Lisp is the only truly beautiful programming language I've found. It's pure elegance. In the last year since starting to use it, I've learnt so much about being a better programmer from it that I missed in years of C-like languages, and I'm not even using it in an especially idiomatic way.

What really shocked me about it was finding out it originates from the 1950s. It's the polar opposite of Fortran, the only other language of the time. You're right that it was used as a test bed for just about everything modern languages have, and it had an alarming amount of it from early on. It's hard to think that garbage collection was being added to Lisp only a year or two after the modern "if" was invented (in Lisp, naturally). It brought so much innovation to the table all at once. Like the Citroen DS of programming languages.

I'm surprised AI has moved away from it. Its effortless self-modification capabilities would lend itself well to modelling ML concepts would it not? Not my field, not my problem.

I'm fortunate I'm able to use it at work, and it's been a real blessing. It's a shame I probably won't be able to use it more directly in my later career.

To err is human. To really screw things up requires a wayward screwdriver

BobbyTables

Re: A TV related bang!

I almost had this happen when I was 8 years old back in the early 2000s, but got away with it. Popped the back off a CRT and poked around a little. "It can't shock me, It's not plugged in...". It had been recently though! Very fortunately, I didn't get a shock, I was more interested in the area around the faulty aerial socket so didn't go too near the flyback thankfully. I may then have plugged it in for the hell of it which might actually have saved me, I knew not to touch anything with it like that.

I still shudder when I think about it. At least it wasn't a Microwave, the caps in those are even worse.

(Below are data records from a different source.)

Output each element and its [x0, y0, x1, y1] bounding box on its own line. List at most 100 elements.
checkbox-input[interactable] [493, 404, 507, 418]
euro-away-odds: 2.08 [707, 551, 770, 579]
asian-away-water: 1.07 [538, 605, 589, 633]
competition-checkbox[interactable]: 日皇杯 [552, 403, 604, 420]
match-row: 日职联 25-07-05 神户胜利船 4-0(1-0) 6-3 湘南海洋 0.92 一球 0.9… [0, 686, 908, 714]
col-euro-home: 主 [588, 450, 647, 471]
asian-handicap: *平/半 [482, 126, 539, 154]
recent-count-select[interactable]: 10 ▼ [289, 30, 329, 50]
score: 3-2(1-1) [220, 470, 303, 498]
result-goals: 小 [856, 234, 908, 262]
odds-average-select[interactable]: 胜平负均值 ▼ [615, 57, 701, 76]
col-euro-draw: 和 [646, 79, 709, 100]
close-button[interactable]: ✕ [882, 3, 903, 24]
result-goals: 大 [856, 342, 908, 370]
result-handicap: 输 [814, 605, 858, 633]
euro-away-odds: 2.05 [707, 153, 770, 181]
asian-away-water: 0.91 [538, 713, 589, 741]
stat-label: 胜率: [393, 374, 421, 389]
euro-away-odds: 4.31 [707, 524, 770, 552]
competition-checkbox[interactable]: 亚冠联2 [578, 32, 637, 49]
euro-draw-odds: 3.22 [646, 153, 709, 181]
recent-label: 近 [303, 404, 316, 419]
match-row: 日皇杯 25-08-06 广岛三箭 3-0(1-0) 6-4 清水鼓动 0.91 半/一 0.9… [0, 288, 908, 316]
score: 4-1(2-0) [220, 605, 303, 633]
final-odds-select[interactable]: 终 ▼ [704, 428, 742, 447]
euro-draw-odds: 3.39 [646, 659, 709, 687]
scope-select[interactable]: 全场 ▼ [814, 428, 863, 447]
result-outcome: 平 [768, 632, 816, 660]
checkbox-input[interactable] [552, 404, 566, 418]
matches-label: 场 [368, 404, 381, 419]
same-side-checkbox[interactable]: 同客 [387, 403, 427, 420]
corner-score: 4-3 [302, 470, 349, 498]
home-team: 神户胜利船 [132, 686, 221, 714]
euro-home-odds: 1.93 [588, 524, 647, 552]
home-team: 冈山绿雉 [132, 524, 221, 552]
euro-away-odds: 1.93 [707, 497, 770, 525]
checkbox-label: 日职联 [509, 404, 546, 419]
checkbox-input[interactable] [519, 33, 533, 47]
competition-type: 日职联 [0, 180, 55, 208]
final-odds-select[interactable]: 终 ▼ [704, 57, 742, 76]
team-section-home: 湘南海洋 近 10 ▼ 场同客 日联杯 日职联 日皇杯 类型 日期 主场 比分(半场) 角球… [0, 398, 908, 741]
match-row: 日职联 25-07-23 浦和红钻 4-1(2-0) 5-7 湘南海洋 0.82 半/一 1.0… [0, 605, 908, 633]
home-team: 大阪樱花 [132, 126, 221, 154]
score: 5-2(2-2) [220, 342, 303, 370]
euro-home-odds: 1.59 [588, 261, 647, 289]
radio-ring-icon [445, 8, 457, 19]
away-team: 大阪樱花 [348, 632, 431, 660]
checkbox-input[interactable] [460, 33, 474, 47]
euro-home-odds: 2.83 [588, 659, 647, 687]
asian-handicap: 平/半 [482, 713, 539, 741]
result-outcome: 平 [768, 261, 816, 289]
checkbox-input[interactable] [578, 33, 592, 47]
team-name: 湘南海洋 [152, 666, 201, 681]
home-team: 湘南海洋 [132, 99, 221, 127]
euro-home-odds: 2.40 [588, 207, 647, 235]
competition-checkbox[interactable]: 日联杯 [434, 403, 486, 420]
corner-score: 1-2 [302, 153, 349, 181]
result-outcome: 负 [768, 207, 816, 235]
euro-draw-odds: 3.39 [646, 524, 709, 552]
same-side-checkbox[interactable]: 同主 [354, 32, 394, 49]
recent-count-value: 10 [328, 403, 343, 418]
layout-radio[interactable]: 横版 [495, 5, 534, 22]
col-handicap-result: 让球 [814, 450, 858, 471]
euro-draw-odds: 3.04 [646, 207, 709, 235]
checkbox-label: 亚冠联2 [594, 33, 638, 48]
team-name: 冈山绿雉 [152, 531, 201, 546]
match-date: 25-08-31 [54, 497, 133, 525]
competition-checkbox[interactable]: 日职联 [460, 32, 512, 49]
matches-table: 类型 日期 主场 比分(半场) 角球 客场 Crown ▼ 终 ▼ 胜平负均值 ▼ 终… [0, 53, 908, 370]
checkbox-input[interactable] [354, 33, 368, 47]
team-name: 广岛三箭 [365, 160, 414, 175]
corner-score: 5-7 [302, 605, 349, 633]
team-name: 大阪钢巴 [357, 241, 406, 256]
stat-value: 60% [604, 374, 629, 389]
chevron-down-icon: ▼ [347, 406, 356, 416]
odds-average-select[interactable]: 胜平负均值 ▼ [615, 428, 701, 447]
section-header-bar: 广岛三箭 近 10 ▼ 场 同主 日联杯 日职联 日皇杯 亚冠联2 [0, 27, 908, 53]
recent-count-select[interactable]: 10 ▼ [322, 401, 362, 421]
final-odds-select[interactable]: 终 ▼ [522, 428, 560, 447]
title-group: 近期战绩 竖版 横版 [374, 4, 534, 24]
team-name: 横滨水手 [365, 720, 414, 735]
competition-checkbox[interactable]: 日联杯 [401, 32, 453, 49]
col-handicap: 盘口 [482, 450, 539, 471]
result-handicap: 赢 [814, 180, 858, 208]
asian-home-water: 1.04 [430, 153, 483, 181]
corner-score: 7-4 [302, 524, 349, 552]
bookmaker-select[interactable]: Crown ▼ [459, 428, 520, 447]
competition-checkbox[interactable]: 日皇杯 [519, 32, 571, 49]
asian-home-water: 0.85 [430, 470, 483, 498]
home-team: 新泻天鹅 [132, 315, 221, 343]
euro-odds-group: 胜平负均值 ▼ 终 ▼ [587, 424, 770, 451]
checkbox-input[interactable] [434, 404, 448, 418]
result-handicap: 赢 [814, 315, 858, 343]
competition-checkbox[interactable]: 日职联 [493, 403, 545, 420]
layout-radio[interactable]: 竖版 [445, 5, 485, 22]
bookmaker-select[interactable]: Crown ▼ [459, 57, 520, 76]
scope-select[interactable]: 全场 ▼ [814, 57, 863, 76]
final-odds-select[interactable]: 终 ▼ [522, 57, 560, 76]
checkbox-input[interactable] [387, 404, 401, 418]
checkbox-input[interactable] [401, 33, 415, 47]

Later I had an 80s CRT which had the same fault yours had. White line. Give it a whack and you'd get the picture back for a while, but it kept getting worse.

BobbyTables
Unhappy

Done that too. Used a ratchet spanner somewhere else on the engine, accidentally hit B+ on the starter with the other end of it. Messed up the ratchet

Tesla owners win legal fight after software update crippled older Model S batteries

BobbyTables

Re: The overwhelming majority of the ongoing maintenance cost and effort is ... the ICE itself

Neglecting to change brake fluid causes problems due to the fact it is hygroscopic. The water it absorbs will end up corroding the pistons in the calipers, master cylinder and ABS module. Horrible to sort out when it happens, which I've seen many times because brake fluid always gets forgotten. That's going to affect electric cars just as much as any other car from the last 60+ years.

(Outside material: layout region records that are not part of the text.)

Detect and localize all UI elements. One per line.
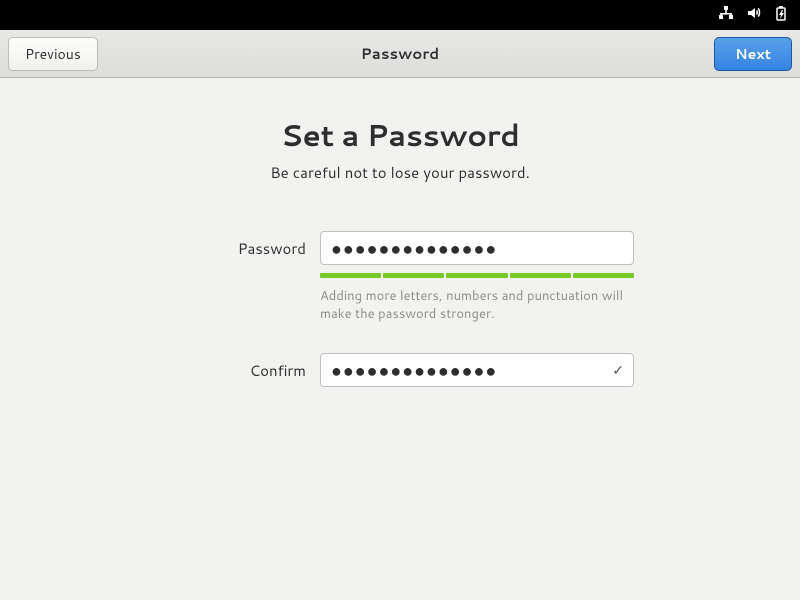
system-topbar <box>0 0 800 30</box>
header-bar: Previous Password Next <box>0 30 800 78</box>
confirm-label: Confirm <box>150 360 320 381</box>
checkmark-icon: ✓ <box>612 360 624 380</box>
strength-segment <box>446 273 507 278</box>
main-content: Set a Password Be careful not to lose yo… <box>0 78 800 395</box>
password-strength-meter <box>320 273 634 278</box>
next-button[interactable]: Next <box>714 37 792 71</box>
previous-button[interactable]: Previous <box>8 37 98 71</box>
page-title: Set a Password <box>281 113 520 156</box>
strength-segment <box>383 273 444 278</box>
password-strength-hint: Adding more letters, numbers and punctua… <box>320 288 634 323</box>
password-input[interactable] <box>320 231 634 265</box>
password-label: Password <box>150 238 320 259</box>
strength-segment <box>510 273 571 278</box>
volume-icon[interactable] <box>746 4 762 27</box>
password-form: Password Adding more letters, numbers an… <box>150 231 650 395</box>
network-icon[interactable] <box>718 4 734 27</box>
strength-segment <box>573 273 634 278</box>
battery-icon[interactable] <box>774 4 790 27</box>
page-subtitle: Be careful not to lose your password. <box>270 162 530 183</box>
confirm-input[interactable] <box>320 353 634 387</box>
header-title: Password <box>0 43 800 64</box>
strength-segment <box>320 273 381 278</box>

Most EVs also still have coolant in some form. That's something that will want to be changed every now and then, even if the manufacturer says otherwise. Anything else where there is lubricant, and it's bound to be there.

What really kills cars in the UK isn't mechanical failure, it's rust. My 34 year old, formerly abandoned Citroen still runs very well, but it's got some pretty sizable holes in it that are currently being repaired.